Interviewer: Through mediators?
Jawhar: I don't know.
Interviewer: When did you join 'Usbat Al-Ansar?
Jawhar: In 1991.
Interviewer: Why did you join them?
Jawhar: Because of their ideology. They call for Jihad, the revival of the Islamic Caliphate, and the liberation of Palestine, and these ideas appealed to me. After all, I'm a Muslim, so I joined 'Usbat Al-Ansar.
Interviewer: You train people now. Who trained you?

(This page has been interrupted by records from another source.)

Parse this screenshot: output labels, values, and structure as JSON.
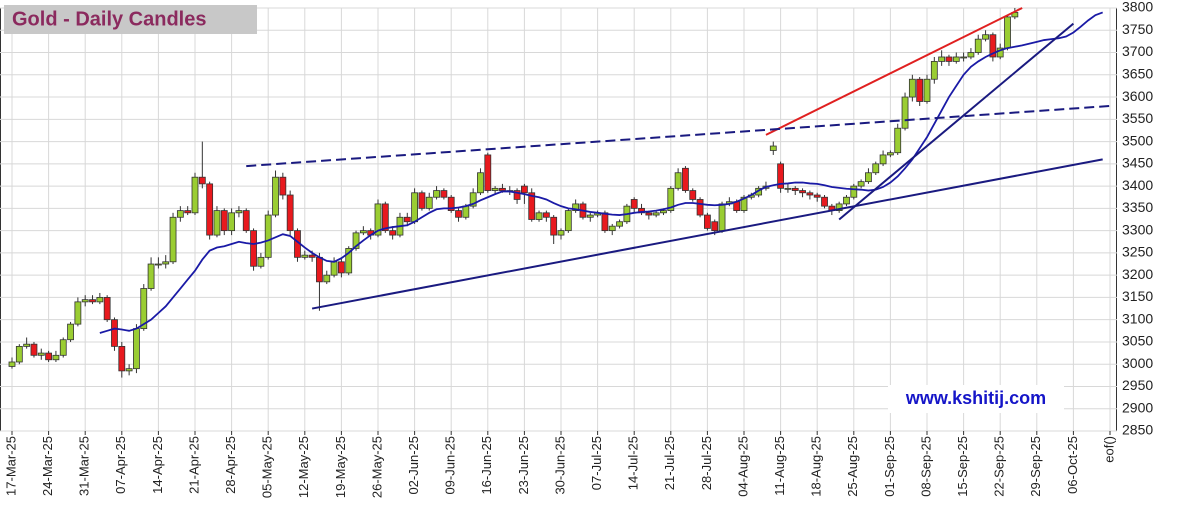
{
  "chart_data": {
    "type": "candlestick",
    "title": "Gold - Daily Candles",
    "watermark": "www.kshitij.com",
    "categories": [
      "17-Mar-25",
      null,
      null,
      null,
      null,
      "24-Mar-25",
      null,
      null,
      null,
      null,
      "31-Mar-25",
      null,
      null,
      null,
      null,
      "07-Apr-25",
      null,
      null,
      null,
      null,
      "14-Apr-25",
      null,
      null,
      null,
      null,
      "21-Apr-25",
      null,
      null,
      null,
      null,
      "28-Apr-25",
      null,
      null,
      null,
      null,
      "05-May-25",
      null,
      null,
      null,
      null,
      "12-May-25",
      null,
      null,
      null,
      null,
      "19-May-25",
      null,
      null,
      null,
      null,
      "26-May-25",
      null,
      null,
      null,
      null,
      "02-Jun-25",
      null,
      null,
      null,
      null,
      "09-Jun-25",
      null,
      null,
      null,
      null,
      "16-Jun-25",
      null,
      null,
      null,
      null,
      "23-Jun-25",
      null,
      null,
      null,
      null,
      "30-Jun-25",
      null,
      null,
      null,
      null,
      "07-Jul-25",
      null,
      null,
      null,
      null,
      "14-Jul-25",
      null,
      null,
      null,
      null,
      "21-Jul-25",
      null,
      null,
      null,
      null,
      "28-Jul-25",
      null,
      null,
      null,
      null,
      "04-Aug-25",
      null,
      null,
      null,
      null,
      "11-Aug-25",
      null,
      null,
      null,
      null,
      "18-Aug-25",
      null,
      null,
      null,
      null,
      "25-Aug-25",
      null,
      null,
      null,
      null,
      "01-Sep-25",
      null,
      null,
      null,
      null,
      "08-Sep-25",
      null,
      null,
      null,
      null,
      "15-Sep-25",
      null,
      null,
      null,
      null,
      "22-Sep-25",
      null,
      null,
      null,
      null,
      "29-Sep-25",
      null,
      null,
      null,
      null,
      "06-Oct-25",
      null,
      null,
      null,
      null,
      "eof()"
    ],
    "open": [
      2995,
      3005,
      3040,
      3045,
      3020,
      3025,
      3010,
      3020,
      3055,
      3090,
      3140,
      3145,
      3140,
      3150,
      3100,
      3040,
      2985,
      2990,
      3080,
      3170,
      3225,
      3225,
      3230,
      3330,
      3345,
      3340,
      3420,
      3405,
      3290,
      3345,
      3300,
      3340,
      3345,
      3300,
      3220,
      3240,
      3335,
      3420,
      3380,
      3300,
      3240,
      3245,
      3240,
      3185,
      3200,
      3230,
      3205,
      3260,
      3295,
      3300,
      3290,
      3360,
      3300,
      3290,
      3330,
      3320,
      3385,
      3350,
      3375,
      3390,
      3375,
      3345,
      3330,
      3355,
      3385,
      3470,
      3390,
      3395,
      3390,
      3390,
      3400,
      3385,
      3325,
      3340,
      3330,
      3290,
      3300,
      3345,
      3360,
      3330,
      3335,
      3340,
      3300,
      3310,
      3320,
      3370,
      3350,
      3340,
      3335,
      3340,
      3345,
      3395,
      3440,
      3390,
      3370,
      3335,
      3320,
      3300,
      3360,
      3365,
      3345,
      3375,
      3380,
      3395,
      3480,
      3450,
      3395,
      3395,
      3390,
      3385,
      3380,
      3375,
      3355,
      3345,
      3360,
      3375,
      3400,
      3410,
      3430,
      3450,
      3470,
      3475,
      3530,
      3600,
      3640,
      3590,
      3640,
      3680,
      3690,
      3680,
      3690,
      3690,
      3700,
      3730,
      3740,
      3690,
      3710,
      3780,
      null,
      null,
      null,
      null,
      null,
      null,
      null,
      null,
      null,
      null,
      null,
      null,
      null
    ],
    "high": [
      3015,
      3045,
      3060,
      3050,
      3035,
      3030,
      3030,
      3060,
      3095,
      3150,
      3155,
      3155,
      3160,
      3155,
      3105,
      3050,
      3000,
      3090,
      3180,
      3240,
      3240,
      3245,
      3340,
      3355,
      3355,
      3430,
      3500,
      3410,
      3355,
      3350,
      3350,
      3355,
      3350,
      3305,
      3250,
      3345,
      3435,
      3430,
      3390,
      3305,
      3255,
      3255,
      3250,
      3210,
      3240,
      3240,
      3265,
      3300,
      3310,
      3305,
      3370,
      3365,
      3310,
      3340,
      3340,
      3395,
      3390,
      3385,
      3400,
      3395,
      3380,
      3350,
      3360,
      3395,
      3440,
      3475,
      3400,
      3405,
      3400,
      3395,
      3405,
      3395,
      3345,
      3345,
      3335,
      3305,
      3350,
      3370,
      3365,
      3340,
      3345,
      3345,
      3315,
      3325,
      3360,
      3375,
      3360,
      3345,
      3345,
      3350,
      3400,
      3440,
      3445,
      3395,
      3375,
      3340,
      3325,
      3365,
      3375,
      3370,
      3380,
      3385,
      3400,
      3410,
      3500,
      3455,
      3405,
      3400,
      3395,
      3390,
      3385,
      3380,
      3360,
      3365,
      3380,
      3405,
      3415,
      3440,
      3455,
      3480,
      3480,
      3540,
      3610,
      3650,
      3645,
      3650,
      3690,
      3705,
      3695,
      3700,
      3700,
      3710,
      3740,
      3750,
      3745,
      3720,
      3785,
      3800,
      null,
      null,
      null,
      null,
      null,
      null,
      null,
      null,
      null,
      null,
      null,
      null,
      null
    ],
    "low": [
      2990,
      3000,
      3035,
      3015,
      3010,
      3005,
      3005,
      3015,
      3050,
      3085,
      3130,
      3135,
      3135,
      3095,
      3030,
      2970,
      2975,
      2980,
      3075,
      3165,
      3215,
      3215,
      3225,
      3320,
      3335,
      3335,
      3395,
      3280,
      3285,
      3290,
      3290,
      3330,
      3295,
      3210,
      3215,
      3235,
      3330,
      3370,
      3290,
      3230,
      3235,
      3230,
      3120,
      3180,
      3195,
      3195,
      3200,
      3255,
      3290,
      3280,
      3285,
      3295,
      3280,
      3285,
      3310,
      3315,
      3345,
      3345,
      3370,
      3370,
      3340,
      3320,
      3325,
      3350,
      3380,
      3385,
      3380,
      3385,
      3380,
      3360,
      3360,
      3320,
      3320,
      3320,
      3270,
      3280,
      3295,
      3340,
      3325,
      3320,
      3330,
      3295,
      3290,
      3305,
      3315,
      3340,
      3335,
      3325,
      3330,
      3335,
      3340,
      3390,
      3385,
      3365,
      3330,
      3300,
      3290,
      3295,
      3355,
      3340,
      3340,
      3370,
      3375,
      3390,
      3470,
      3385,
      3385,
      3380,
      3375,
      3370,
      3365,
      3350,
      3335,
      3340,
      3355,
      3370,
      3395,
      3405,
      3425,
      3445,
      3465,
      3470,
      3525,
      3590,
      3580,
      3585,
      3630,
      3670,
      3670,
      3675,
      3680,
      3685,
      3695,
      3725,
      3680,
      3685,
      3705,
      3775,
      null,
      null,
      null,
      null,
      null,
      null,
      null,
      null,
      null,
      null,
      null,
      null,
      null
    ],
    "close": [
      3005,
      3040,
      3045,
      3020,
      3025,
      3010,
      3020,
      3055,
      3090,
      3140,
      3145,
      3140,
      3150,
      3100,
      3040,
      2985,
      2990,
      3080,
      3170,
      3225,
      3225,
      3230,
      3330,
      3345,
      3340,
      3420,
      3405,
      3290,
      3345,
      3300,
      3340,
      3345,
      3300,
      3220,
      3240,
      3335,
      3420,
      3380,
      3300,
      3240,
      3245,
      3240,
      3185,
      3200,
      3230,
      3205,
      3260,
      3295,
      3300,
      3290,
      3360,
      3300,
      3290,
      3330,
      3320,
      3385,
      3350,
      3375,
      3390,
      3375,
      3345,
      3330,
      3355,
      3385,
      3430,
      3390,
      3395,
      3390,
      3390,
      3370,
      3385,
      3325,
      3340,
      3330,
      3290,
      3300,
      3345,
      3360,
      3330,
      3335,
      3340,
      3300,
      3310,
      3320,
      3355,
      3350,
      3340,
      3335,
      3340,
      3345,
      3395,
      3430,
      3390,
      3370,
      3335,
      3305,
      3300,
      3360,
      3365,
      3345,
      3375,
      3380,
      3395,
      3400,
      3490,
      3395,
      3395,
      3390,
      3385,
      3380,
      3375,
      3355,
      3345,
      3360,
      3375,
      3400,
      3410,
      3430,
      3450,
      3470,
      3475,
      3530,
      3600,
      3640,
      3590,
      3640,
      3680,
      3690,
      3680,
      3690,
      3690,
      3700,
      3730,
      3740,
      3690,
      3710,
      3780,
      3790,
      null,
      null,
      null,
      null,
      null,
      null,
      null,
      null,
      null,
      null,
      null,
      null,
      null
    ],
    "up_color": "#9acd32",
    "down_color": "#e8191e",
    "average": {
      "color": "#1a1aa6",
      "values": [
        null,
        null,
        null,
        null,
        null,
        null,
        null,
        null,
        null,
        null,
        null,
        null,
        3070,
        3075,
        3080,
        3078,
        3075,
        3080,
        3090,
        3100,
        3115,
        3130,
        3150,
        3170,
        3190,
        3210,
        3235,
        3255,
        3262,
        3265,
        3270,
        3275,
        3272,
        3270,
        3273,
        3278,
        3285,
        3292,
        3288,
        3275,
        3262,
        3250,
        3240,
        3232,
        3230,
        3238,
        3250,
        3265,
        3278,
        3290,
        3300,
        3305,
        3308,
        3310,
        3312,
        3320,
        3330,
        3340,
        3348,
        3350,
        3350,
        3352,
        3355,
        3360,
        3368,
        3375,
        3382,
        3388,
        3388,
        3385,
        3382,
        3378,
        3375,
        3370,
        3362,
        3355,
        3350,
        3348,
        3345,
        3342,
        3340,
        3338,
        3336,
        3335,
        3337,
        3340,
        3342,
        3343,
        3345,
        3348,
        3352,
        3358,
        3362,
        3362,
        3360,
        3358,
        3357,
        3358,
        3360,
        3365,
        3372,
        3380,
        3390,
        3398,
        3402,
        3405,
        3406,
        3408,
        3408,
        3406,
        3405,
        3402,
        3398,
        3396,
        3394,
        3393,
        3392,
        3390,
        3392,
        3398,
        3408,
        3422,
        3440,
        3460,
        3485,
        3510,
        3540,
        3570,
        3600,
        3625,
        3650,
        3668,
        3680,
        3690,
        3698,
        3705,
        3710,
        3713,
        3716,
        3720,
        3724,
        3728,
        3730,
        3732,
        3736,
        3745,
        3758,
        3772,
        3784,
        3790,
        null
      ]
    },
    "trendlines": [
      {
        "color": "#e02020",
        "dashed": false,
        "x": [
          103,
          138
        ],
        "values": [
          3515,
          3800
        ]
      },
      {
        "color": "#1a1a80",
        "dashed": true,
        "x": [
          32,
          150
        ],
        "values": [
          3445,
          3580
        ]
      },
      {
        "color": "#1a1a80",
        "dashed": false,
        "x": [
          41,
          149
        ],
        "values": [
          3125,
          3460
        ]
      },
      {
        "color": "#1a1a80",
        "dashed": false,
        "x": [
          113,
          145
        ],
        "values": [
          3325,
          3765
        ]
      }
    ],
    "ylim": [
      2850,
      3800
    ],
    "yticks": [
      2850,
      2900,
      2950,
      3000,
      3050,
      3100,
      3150,
      3200,
      3250,
      3300,
      3350,
      3400,
      3450,
      3500,
      3550,
      3600,
      3650,
      3700,
      3750,
      3800
    ],
    "grid": true
  }
}
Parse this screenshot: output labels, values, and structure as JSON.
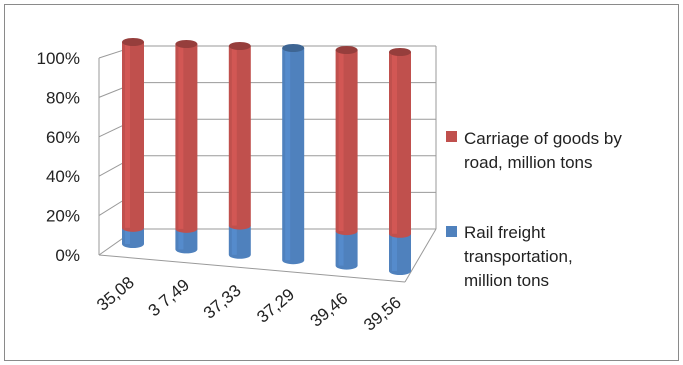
{
  "chart_data": {
    "type": "bar",
    "stacked": true,
    "percent_stacked": true,
    "three_d": true,
    "categories": [
      "35,08",
      "3 7,49",
      "37,33",
      "37,29",
      "39,46",
      "39,56"
    ],
    "series": [
      {
        "name": "Carriage of goods by road, million tons",
        "color": "#c0504d",
        "values": [
          92,
          90,
          86,
          0,
          84,
          83
        ]
      },
      {
        "name": "Rail freight transportation, million tons",
        "color": "#4f81bd",
        "values": [
          8,
          10,
          14,
          100,
          16,
          17
        ]
      }
    ],
    "y_ticks": [
      "0%",
      "20%",
      "40%",
      "60%",
      "80%",
      "100%"
    ],
    "ylim": [
      0,
      100
    ],
    "grid": true,
    "legend_position": "right"
  },
  "legend": {
    "items": [
      {
        "lines": [
          "Carriage of goods by",
          "road, million tons"
        ]
      },
      {
        "lines": [
          "Rail freight",
          "transportation,",
          "million tons"
        ]
      }
    ]
  }
}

Jawhar: I received training when I was in 'Usbat Al-Ansar, and before that, I was a member of the Fatah youth. In general, most Palestinians know how to use weapons.
Interviewer: Did you go to Afghanistan or Pakistan?
Jawhar: I wish I had, but it didn't work out. I didn't have the honor of going there.
Interviewer: Do you hope to return to Iraq?
Jawhar: No, what for? Palestine in closer.
Jawhar: We had a clash with the PLO. It's nothing to be ashamed of. What, they can kill us, but we can't kill them? It's only natural. They should prove whatever they accuse us of. Do they have any evidence? They have no evidence, but they issue verdicts.
Interviewer: Were you sentenced to death?
Jawhar: I got several death sentences and was also sentenced to life imprisonment. There's nothing to it. What's the problem? They can pile on as many sentences as they like. This is a sign of honor for me.
Interviewer: Do you consider yourself to be a terrorist?
Jawhar: Yes, a terrorist. What's the problem with that? If I want to terrorize the enemies of Allah, what's the problem with that?